This is the final week of the series “Breaking Down Dystopia” by the One Room Bloggers. On week one, I talked about the supposedly perfect world of Enders Game. On week two, I discussed the breakdown of the world. Basically, what fell apart and what went wrong. This week I will tell you all about what I think that the author was trying to teach us through the book.
So, the basic premise of the book implied that they were using children for soldiers, because, there was a theory that the children thought in different ways than adults and as such were more fit to fight the Formics, aka, the Buggers (the alien race that was growing larger and could potentially invade earth a second time, causing massive casualties and damage). The commanders in Battle School saw Ender through surveillance and they noticed his brutality and ruthlessness. They recruited him to the school and trained him rigorously. After about a year they transferred him to a small moon Eros, that used to be a former base of the Buggers. There, he received further training from the hero of the I.F., Mazer Rackam.
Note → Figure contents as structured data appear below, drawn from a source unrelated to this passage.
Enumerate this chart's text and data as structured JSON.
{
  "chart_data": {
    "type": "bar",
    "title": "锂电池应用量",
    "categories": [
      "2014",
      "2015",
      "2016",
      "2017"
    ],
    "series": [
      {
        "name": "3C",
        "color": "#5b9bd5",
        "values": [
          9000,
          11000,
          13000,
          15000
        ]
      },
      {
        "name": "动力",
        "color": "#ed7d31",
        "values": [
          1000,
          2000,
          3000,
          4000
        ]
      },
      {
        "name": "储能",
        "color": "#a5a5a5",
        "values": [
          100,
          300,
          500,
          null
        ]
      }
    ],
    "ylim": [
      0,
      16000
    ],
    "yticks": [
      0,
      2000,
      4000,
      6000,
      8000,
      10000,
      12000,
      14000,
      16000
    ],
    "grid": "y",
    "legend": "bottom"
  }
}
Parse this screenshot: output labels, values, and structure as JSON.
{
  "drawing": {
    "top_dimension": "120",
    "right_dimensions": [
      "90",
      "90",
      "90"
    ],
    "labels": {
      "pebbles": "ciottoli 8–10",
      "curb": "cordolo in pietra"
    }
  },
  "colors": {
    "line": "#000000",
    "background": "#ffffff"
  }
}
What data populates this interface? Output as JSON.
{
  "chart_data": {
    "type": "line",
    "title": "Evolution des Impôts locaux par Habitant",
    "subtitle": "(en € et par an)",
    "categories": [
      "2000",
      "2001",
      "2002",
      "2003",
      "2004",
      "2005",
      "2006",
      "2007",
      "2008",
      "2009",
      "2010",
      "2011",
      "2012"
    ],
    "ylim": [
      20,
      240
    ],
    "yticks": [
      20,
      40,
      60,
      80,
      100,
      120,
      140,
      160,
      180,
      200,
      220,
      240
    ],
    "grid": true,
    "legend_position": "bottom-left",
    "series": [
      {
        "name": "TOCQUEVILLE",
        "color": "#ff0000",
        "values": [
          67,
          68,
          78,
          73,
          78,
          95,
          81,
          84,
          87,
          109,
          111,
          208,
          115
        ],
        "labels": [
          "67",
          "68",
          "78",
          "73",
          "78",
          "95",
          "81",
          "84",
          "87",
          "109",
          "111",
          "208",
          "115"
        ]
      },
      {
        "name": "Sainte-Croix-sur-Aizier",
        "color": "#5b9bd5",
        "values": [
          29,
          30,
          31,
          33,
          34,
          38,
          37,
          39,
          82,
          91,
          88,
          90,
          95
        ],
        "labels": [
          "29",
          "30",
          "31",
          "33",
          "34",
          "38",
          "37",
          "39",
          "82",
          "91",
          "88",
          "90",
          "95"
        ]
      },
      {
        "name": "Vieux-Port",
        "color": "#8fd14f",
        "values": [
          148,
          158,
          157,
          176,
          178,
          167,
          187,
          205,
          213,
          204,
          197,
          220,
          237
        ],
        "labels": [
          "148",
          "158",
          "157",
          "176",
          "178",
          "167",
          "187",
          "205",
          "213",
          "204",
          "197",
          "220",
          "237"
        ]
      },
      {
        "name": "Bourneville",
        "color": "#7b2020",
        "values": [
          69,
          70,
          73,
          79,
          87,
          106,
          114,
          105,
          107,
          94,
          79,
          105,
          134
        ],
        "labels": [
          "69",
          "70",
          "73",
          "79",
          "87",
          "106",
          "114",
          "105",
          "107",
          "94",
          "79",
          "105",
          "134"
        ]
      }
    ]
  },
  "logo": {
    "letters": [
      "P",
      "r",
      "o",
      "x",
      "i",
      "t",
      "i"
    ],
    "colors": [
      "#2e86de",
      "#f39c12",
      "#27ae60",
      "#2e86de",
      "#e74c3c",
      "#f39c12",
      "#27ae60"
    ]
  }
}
I think the author of Enders Game wanted us to contemplate three big questions: what is a just war, is the good of one person worth sacrificing for the good of many people, and is it acceptable to have child soldiers. This book, when read properly, is a shocking book. Children in a war that is designed to annihilate an entire race that is posing no immediate threat? That is some serious stuff. First, was the war on the Buggers a just war? I think that is was not. There was no immediate threat posed by the Formics. So far, they were peaceful and unthreatening. There was no need to attack them. Second, is the good of the one person worth sacrificing for the good of the world? Enders childhood was destroyed. He was about seven years old when he was enrolled in Battle School and about twelve when he finished. Was it really worth taking his early childhood and using him to defeat a possible threat to Earths future? I have mixed emotions on this question. Saving the world is certainly a good thing but taking a child out of his home to go in to the military is a bad thing. Lastly, is it acceptable to have children as soldiers? I think most, if not all people, would say that the answer is an unequivocal “NO!!!” Children should not have to bear the horrors of war.
Enders Game will make you think very hard. The whole book is one big ethical dilemma. It is a very serious book talking about some very serious stuff!
I hope this series, Breaking Down Dystopia, will encourage you to take a closer look at the dystopian novels that are flooding into the young peoples section in our local library’s.